A Cultura da Paz não é sinónimo da Paz através da Cultura, embora esta última possa ser e é conducente à materialização da primeira. Isto é, a Cultura da Paz concretiza-se graças à Paz através da Cultura. No caso, existem, pelo menos, 5 níveis que se actuados não só complementam os três primeiros assentes na Cultura da Paz, como também garantem uma paz mais sustentável através da cultura, nomeadamente:

  1. Passar de uma compreensão quase subjectiva e filosófico-moralista da Cultura da Paz, geralmente, entendida como paz política e militar, para uma estratégia pan-africana da Paz através da Cultura, que coloque ênfase na paz social e paz mental dos africanos e das suas sociedades.

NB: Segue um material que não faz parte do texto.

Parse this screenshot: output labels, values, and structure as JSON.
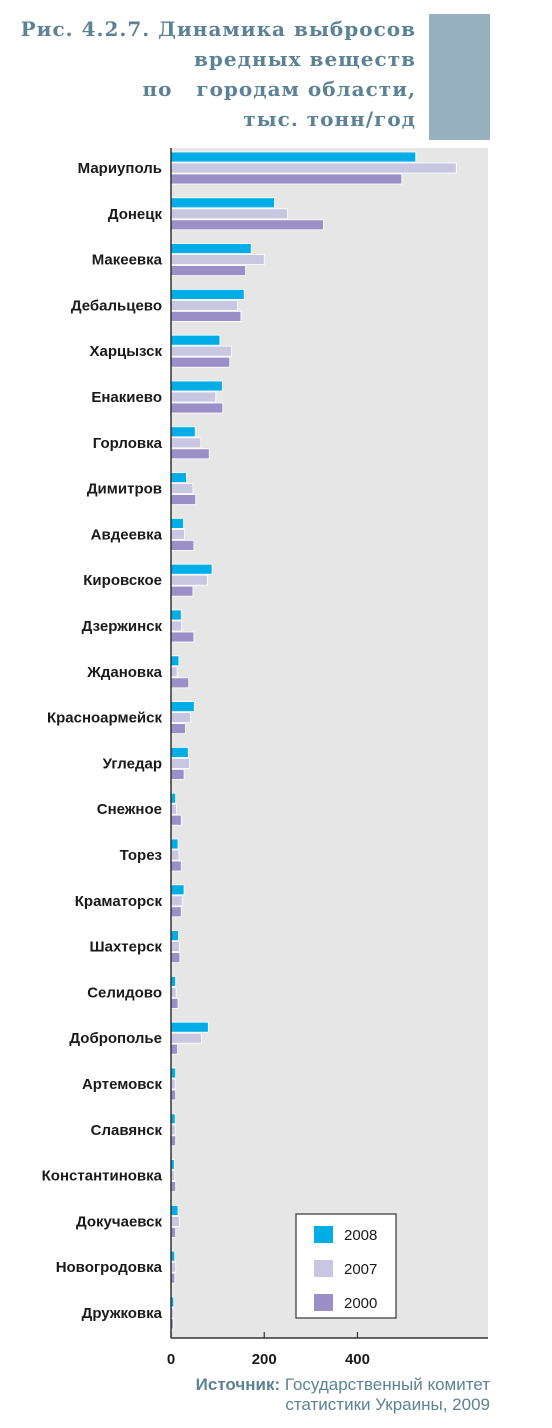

Trata-se da promoção do bem-estar material e espiritual dos africanos como pré-condição para a paz social, política e militar;
  2. A promoção de uma diplomacia cultural como sustento da Cultura da Paz e da Paz através da Cultura. Trata-se da necessidade de uma maior aposta do intercâmbio cultural e das práticas enraízadas na cultura africana promotoras da paz intercomunitárias, como é o caso de Umuntu Ngumuntu Ngabantu, que inspirou a reconciliação sul-africana pós-Apartheid;
  3. Criação de Instituos Pan-Africanos para a Paz, como centros de estudos de fenómenos sociais e transversais que ameaçam à Paz, a utilizar pelos decisores públicos para assegurar a Paz;
  4. A criação de Agências Humanitárias Africanas, como plataformas de coordenação da solidariedade pan-africana, pois, a Paz é também o espírito de inter-ajuda entre os africanos; e
  5. Festivais Pan-Africanos para a Cultura e Paz e respectivos prémios, como espaços e como eventos de demonstração, partilha e consolidação do espírito pan-africano para paz através da cultura.

Em suma, enquanto a Cultura da Paz é o compromisso dos Estados para a paz política e militar entre os Estados em África, a Paz através da Cultura é o passo certo do agir de cada cidadão africano para paz no seio das suas comunidades e sociedades. Se a Cultura da Paz pretender ser o faro para paz efectiva e sustentável das sociedades, precisará adoptar e a actuar a Paz através da Cultura por meio da actuação dos 5 níveis complementares e demais acções que contribuam para o bem-estar social, material e espiritual dos povos africanos.